By Dan Blair, a marriage counselor and family counselor.
While there is plenty to do to deal with unavoidable divorce, the emotions are usually avoided with thoughts of anger. Take some time each day to make room for the emotional side underneath the thoughts. Due to the transient nature of thoughts and emotions, the goal of mindfulness is to be aware but less reactive to your thoughts and emotions. It can help you make better decisions, albeit an uncomfortable process. It can lead to becoming less preoccupied. Here are some tips to be practiced 15-30 minutes a day:
- Mindfulness is awareness and acceptance of your perception of what is happening and what you feel about it. Negative feelings include anger (He or she is a _____.), fear (What am I going to do?), sadness (multiple losses) and guilt (Am I a failure?). It is a time of openness to your experience, a curiosity, and not judgment of yourself or spouse. Non-judgmental awareness allows more information versus triggering fear and avoidance. Awareness is valued, instead of being locked in to your usual responses in life and to your spouse.

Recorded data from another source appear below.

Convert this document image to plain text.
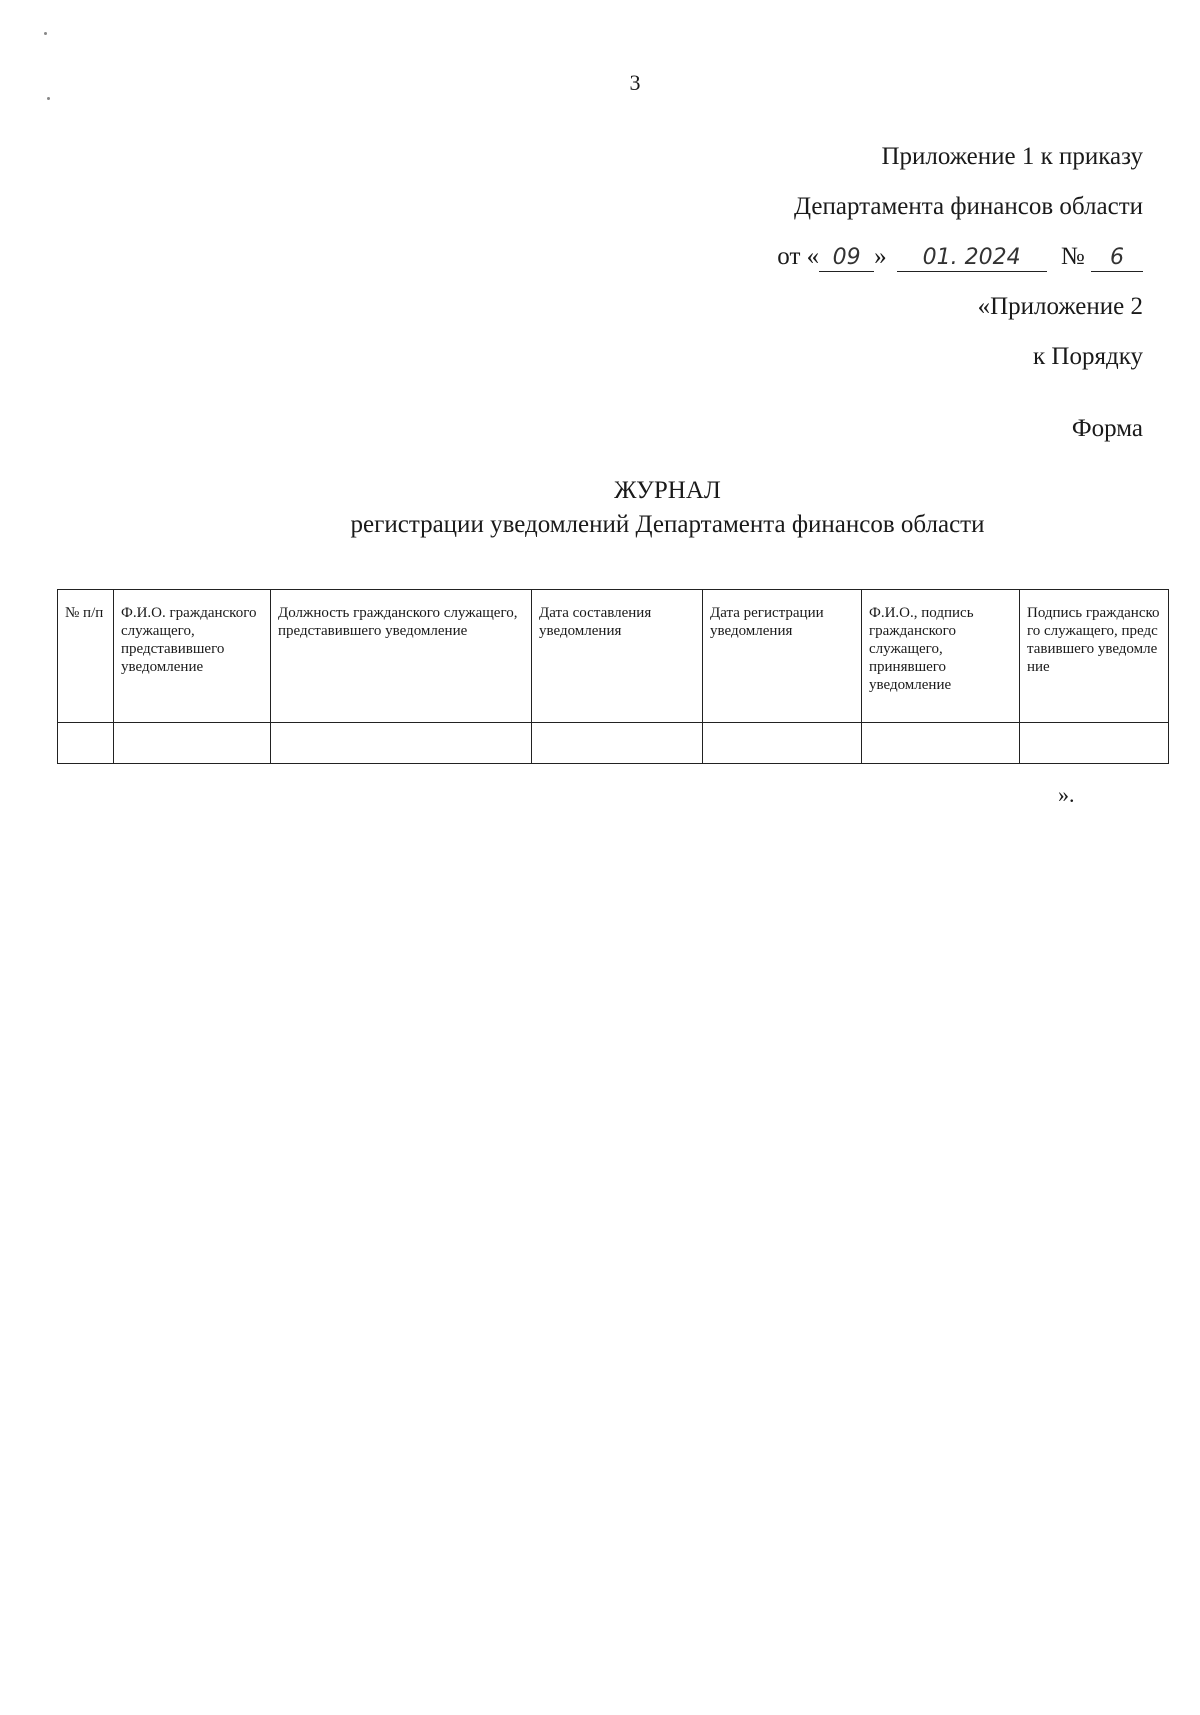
3
Приложение 1 к приказу
Департамента финансов области
от « 09 » 01. 2024 № 6
«Приложение 2
к Порядку
Форма
ЖУРНАЛ
регистрации уведомлений Департамента финансов области
№ п/п	Ф.И.О. гражданского служащего, представившего уведомление	Должность гражданского служащего, представившего уведомление	Дата составления уведомления	Дата регистрации уведомления	Ф.И.О., подпись гражданского служащего, принявшего уведомление	Подпись гражданского служащего, представившего уведомление

».
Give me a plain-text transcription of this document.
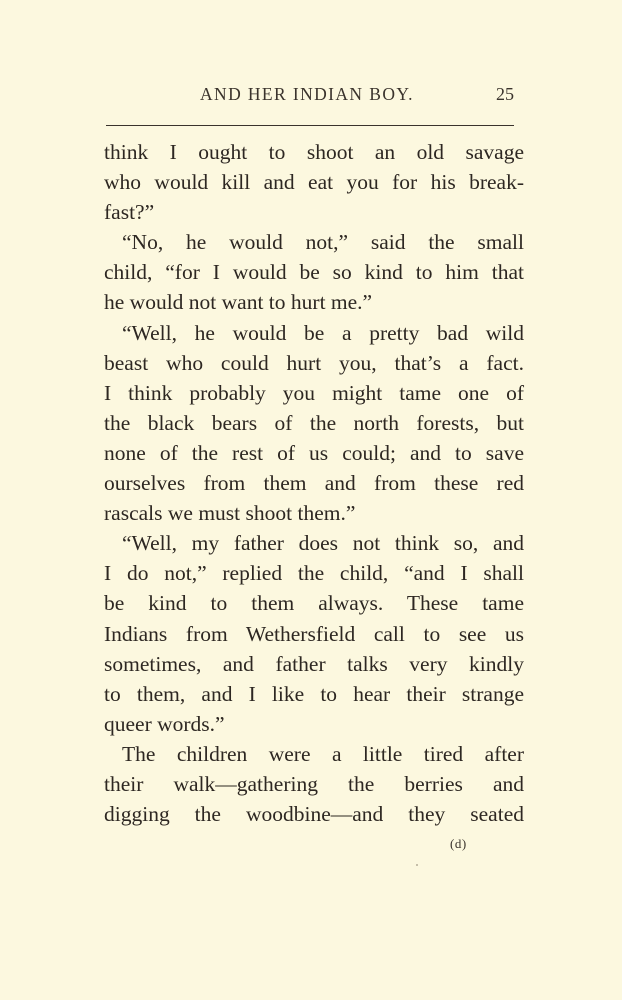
AND HER INDIAN BOY.	25
think I ought to shoot an old savage
who would kill and eat you for his break-
fast?”
“No, he would not,” said the small
child, “for I would be so kind to him that
he would not want to hurt me.”
“Well, he would be a pretty bad wild
beast who could hurt you, that’s a fact.
I think probably you might tame one of
the black bears of the north forests, but
none of the rest of us could; and to save
ourselves from them and from these red
rascals we must shoot them.”
“Well, my father does not think so, and
I do not,” replied the child, “and I shall
be kind to them always. These tame
Indians from Wethersfield call to see us
sometimes, and father talks very kindly
to them, and I like to hear their strange
queer words.”
The children were a little tired after
their walk—gathering the berries and
digging the woodbine—and they seated
(d)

- It uses awareness of breath. When feeling fear, rumination or avoidance of thoughts and emotions, refocus on awareness of your breathing to slowly change thought and behavior patterns. Learn to relax muscles. See what happens over time.
- It decreases unhealthy responses and slowly builds confidence.
- Mindfulness is a willingness to experience what you experience.
- You may find that experiences and emotions come and go, and that you can handle it.
- A judgmental approach, instead of acceptance, locks you into a fight or flight mode and decreases awareness.
- Mindfulness is a skill that needs to be practiced.
- It is not a technique to achieve a certain outcome. It is a way of being that does not make demands on outcome.
- Mindfulness is a way to connect with family, friends and God.